As a DBA, it is not your job to manage CI and build servers, and most likely your colleagues from operations do this already. So now is the time to get them involved by letting them know you want their help to install the DLM Automation Suite on the CI server and (some of) the build agents. Installing the DLM Automation Suite is pretty straightforward and instructions on how to install the suite can be found here. Be sure to install it on your CI server and at least one build agent.

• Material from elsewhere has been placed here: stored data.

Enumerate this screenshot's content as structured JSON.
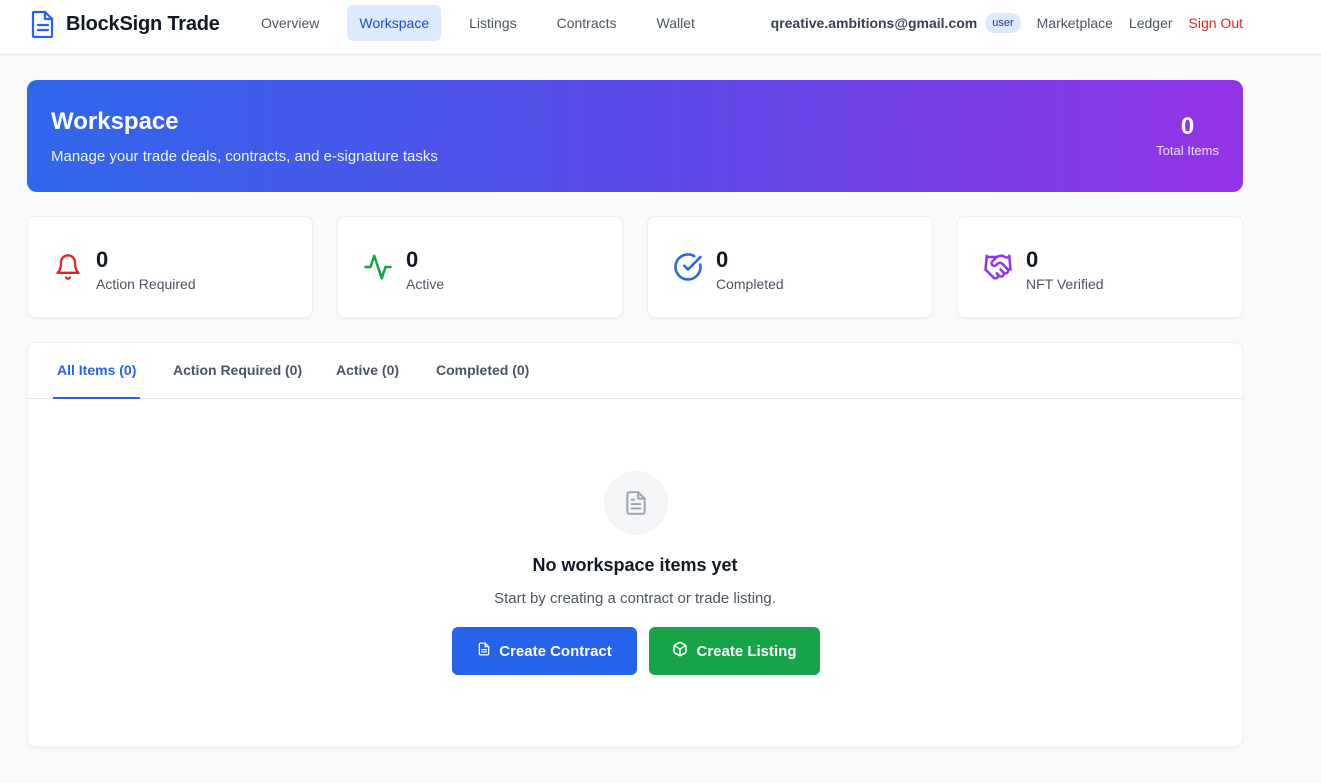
{
  "header": {
    "brand": "BlockSign Trade",
    "nav": [
      {
        "label": "Overview",
        "active": false
      },
      {
        "label": "Workspace",
        "active": true
      },
      {
        "label": "Listings",
        "active": false
      },
      {
        "label": "Contracts",
        "active": false
      },
      {
        "label": "Wallet",
        "active": false
      }
    ],
    "email": "qreative.ambitions@gmail.com",
    "role": "user",
    "links": [
      "Marketplace",
      "Ledger"
    ],
    "sign_out": "Sign Out"
  },
  "hero": {
    "title": "Workspace",
    "subtitle": "Manage your trade deals, contracts, and e-signature tasks",
    "total_value": "0",
    "total_label": "Total Items"
  },
  "stats": [
    {
      "value": "0",
      "label": "Action Required",
      "icon": "bell-icon",
      "color": "#dc2626"
    },
    {
      "value": "0",
      "label": "Active",
      "icon": "activity-icon",
      "color": "#16a34a"
    },
    {
      "value": "0",
      "label": "Completed",
      "icon": "check-circle-icon",
      "color": "#2563eb"
    },
    {
      "value": "0",
      "label": "NFT Verified",
      "icon": "handshake-icon",
      "color": "#9333ea"
    }
  ],
  "tabs": [
    {
      "label": "All Items (0)",
      "active": true
    },
    {
      "label": "Action Required (0)",
      "active": false
    },
    {
      "label": "Active (0)",
      "active": false
    },
    {
      "label": "Completed (0)",
      "active": false
    }
  ],
  "empty": {
    "icon": "document-icon",
    "title": "No workspace items yet",
    "subtitle": "Start by creating a contract or trade listing.",
    "create_contract": "Create Contract",
    "create_listing": "Create Listing"
  },
  "colors": {
    "primary": "#2563eb",
    "success": "#16a34a",
    "danger": "#dc2626",
    "gradient_start": "#2f67ea",
    "gradient_end": "#9334e6"
  }
}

Installing Redgate’s DLM Automation Suite in the Deployment Environment
Our Deployment Environment consists of an Octopus Deploy server, where we configure releases based on builds, and from where we deploy these releases to the DTAP environment. The actual deployment work is done by an agent which is called an Octopus tentacle, and which runs on the server where the release is deployed to. Schematically:
Note that if you are still running Windows Server 2003, it is not possible to install the DLM Automation Suite. You can still make it work by running the tentacle for the SQL deployments on your Octopus Deploy server and let the tentacle deploy releases to the desired environments. This is what we did, and in this case the schema looks like this:
Just like with the CI and Build servers, it’s not your job to manage these agents, and just like with the installation of Redgate’s DLM Automation Suite, ask your colleagues to help install the suite on your deployment server. Install an Octopus tentacle on each database server together with the DLM Automation suite and your environments are ready to be configured for automated database deployment pipelines!
If your company has already set up a Build & Deploy environment, it is easy to install Redgate’s DLM Automation Suite in them. This will let you create automated build configurations, and configure your deployment server to enable your teams to create database releases, and deploy them with a push of a button. How to actually create those configurations will be part of the next posts.